São Bartolomeu é uma ilha das Caraíbas com praias de areia branca, mansões com vista para o mar turquesa e uma lista de residentes e visitantes que inclui milionários, estrelas de cinema e empresários de topo.
É também o lugar onde vivem cerca de três mil portugueses, a maioria oriunda do Minho — de Braga, Guimarães, Valença — que chegaram para construir e ficaram.
A combinação é improvável. É também completamente real.
Quatro trabalhadores em 1984
A ligação começa com quatro trabalhadores portugueses contratados em 1984 para construir uma central elétrica. A escassez de mão de obra local levou-os a chamar familiares e amigos.
O movimento foi crescendo devagar, depois com mais velocidade, e em 1995 acelerou de forma inesperada quando o furacão Luís devastou a ilha e a reconstrução exigiu mão de obra em quantidade. O número de portugueses duplicou em pouco tempo.

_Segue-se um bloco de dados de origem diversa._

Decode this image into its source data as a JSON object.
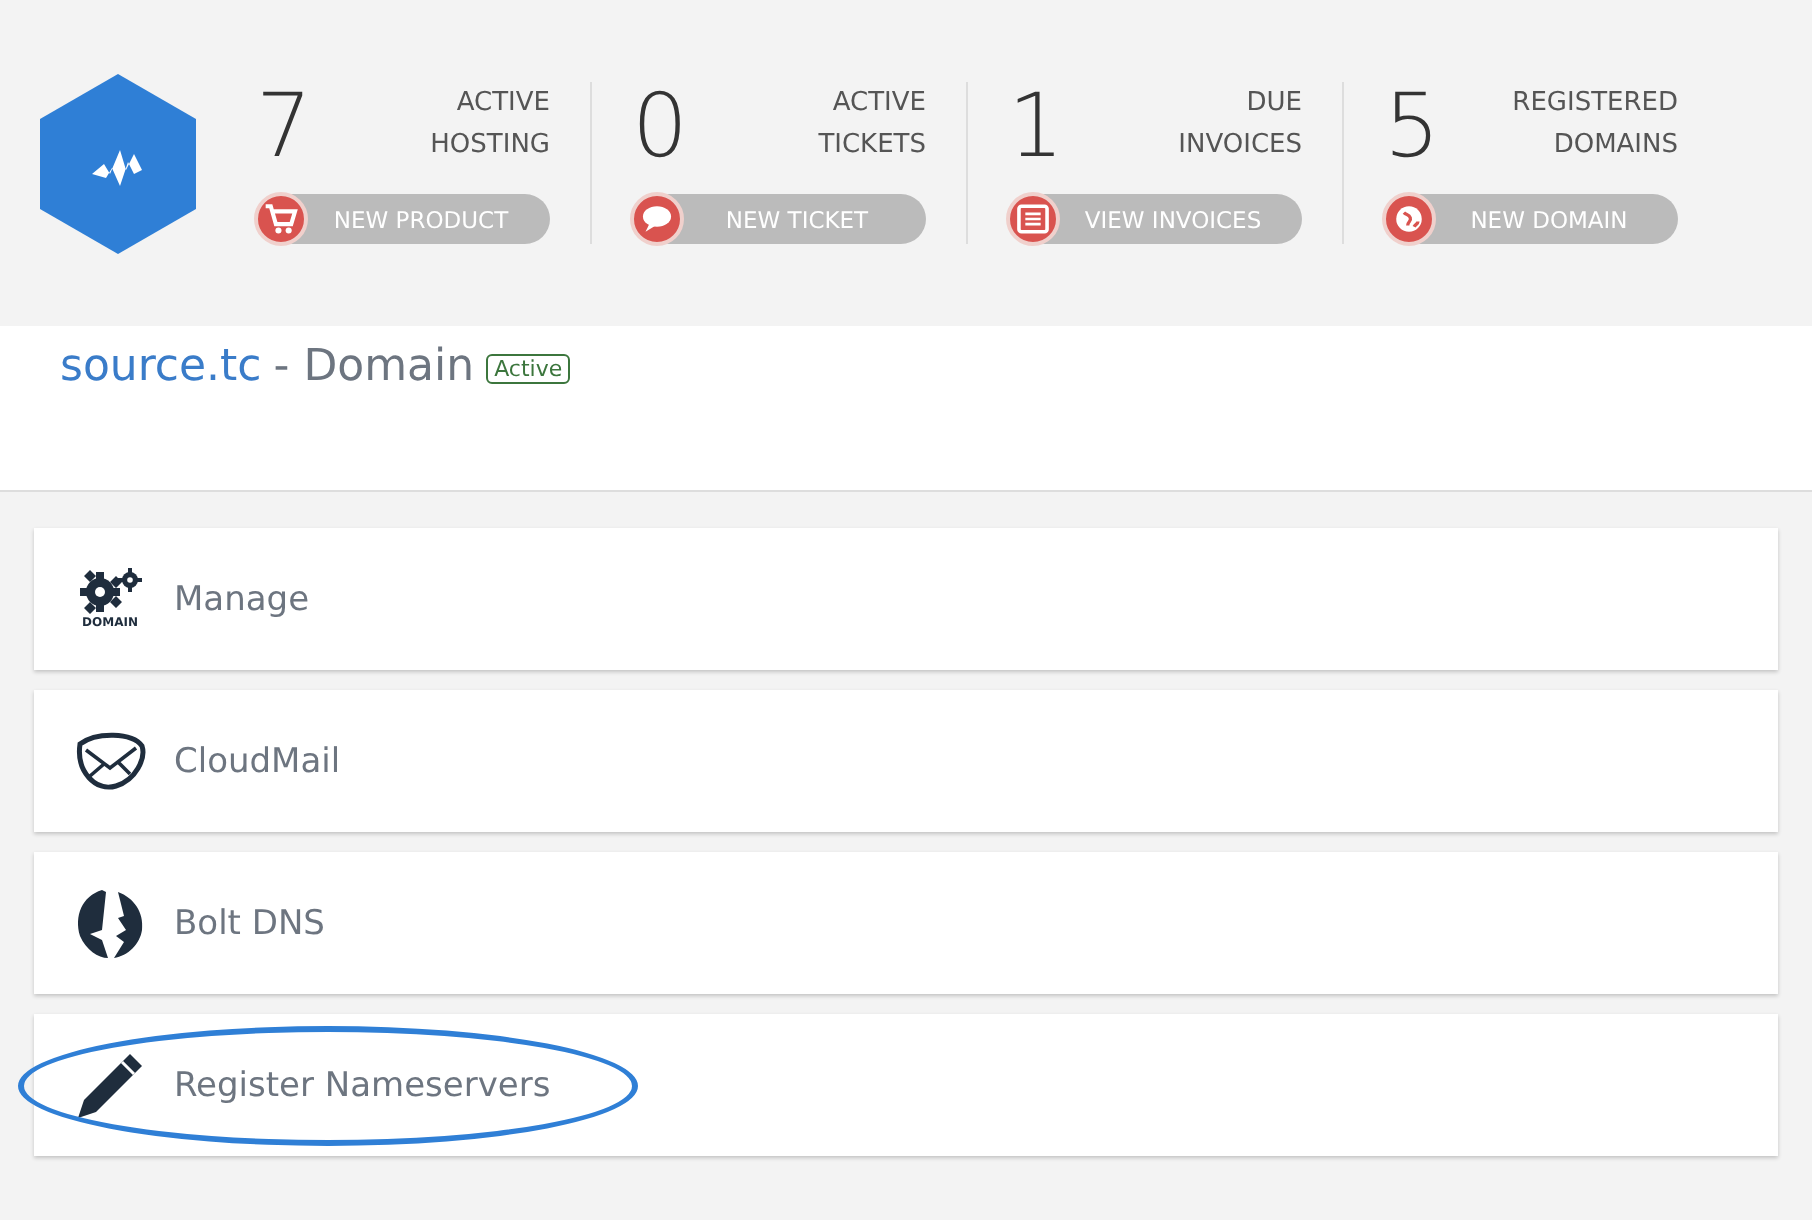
{
  "stats": [
    {
      "count": "7",
      "label_lines": [
        "ACTIVE",
        "HOSTING"
      ],
      "button": "NEW PRODUCT",
      "kind": "cart"
    },
    {
      "count": "0",
      "label_lines": [
        "ACTIVE",
        "TICKETS"
      ],
      "button": "NEW TICKET",
      "kind": "chat"
    },
    {
      "count": "1",
      "label_lines": [
        "DUE",
        "INVOICES"
      ],
      "button": "VIEW INVOICES",
      "kind": "list"
    },
    {
      "count": "5",
      "label_lines": [
        "REGISTERED",
        "DOMAINS"
      ],
      "button": "NEW DOMAIN",
      "kind": "globe"
    }
  ],
  "heading": {
    "domain": "source.tc",
    "suffix": "- Domain",
    "status": "Active"
  },
  "items": [
    {
      "label": "Manage",
      "kind": "gears",
      "icon_text": "DOMAIN",
      "highlighted": false
    },
    {
      "label": "CloudMail",
      "kind": "mail",
      "highlighted": false
    },
    {
      "label": "Bolt DNS",
      "kind": "bolt",
      "highlighted": false
    },
    {
      "label": "Register Nameservers",
      "kind": "pencil",
      "highlighted": true
    }
  ]
}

Hoje o perfil da comunidade diversificou-se: já não são apenas operários da construção e empregadas domésticas. Há engenheiros, enfermeiros, empresários, ex-atletas profissionais que escolheram São Bartolomeu como destino de vida. A reputação de competência e rigor que os primeiros emigrantes construíram abriu caminho para as gerações seguintes.
Em 2023 foi nomeado um cônsul honorário — sinal formal de que a comunidade tem peso suficiente para justificar representação diplomática.
O bacalhau, o vinho verde e a associação cultural
Há uma associação cultural ativa. Há um mercado onde se encontram produtos portugueses. Há um restaurante onde o bacalhau, o vinho verde e o arroz de cabidela estão na ementa — não como curiosidade exótica mas como oferta regular para uma clientela que existe.
Ao fim de semana, é frequente encontrar a comunidade reunida em convívio, entre petiscos e música, com o português a ser a língua da tarde. A saudade é palavra que circula nestas reuniões — usada sem ironia, como descrição precisa de uma condição.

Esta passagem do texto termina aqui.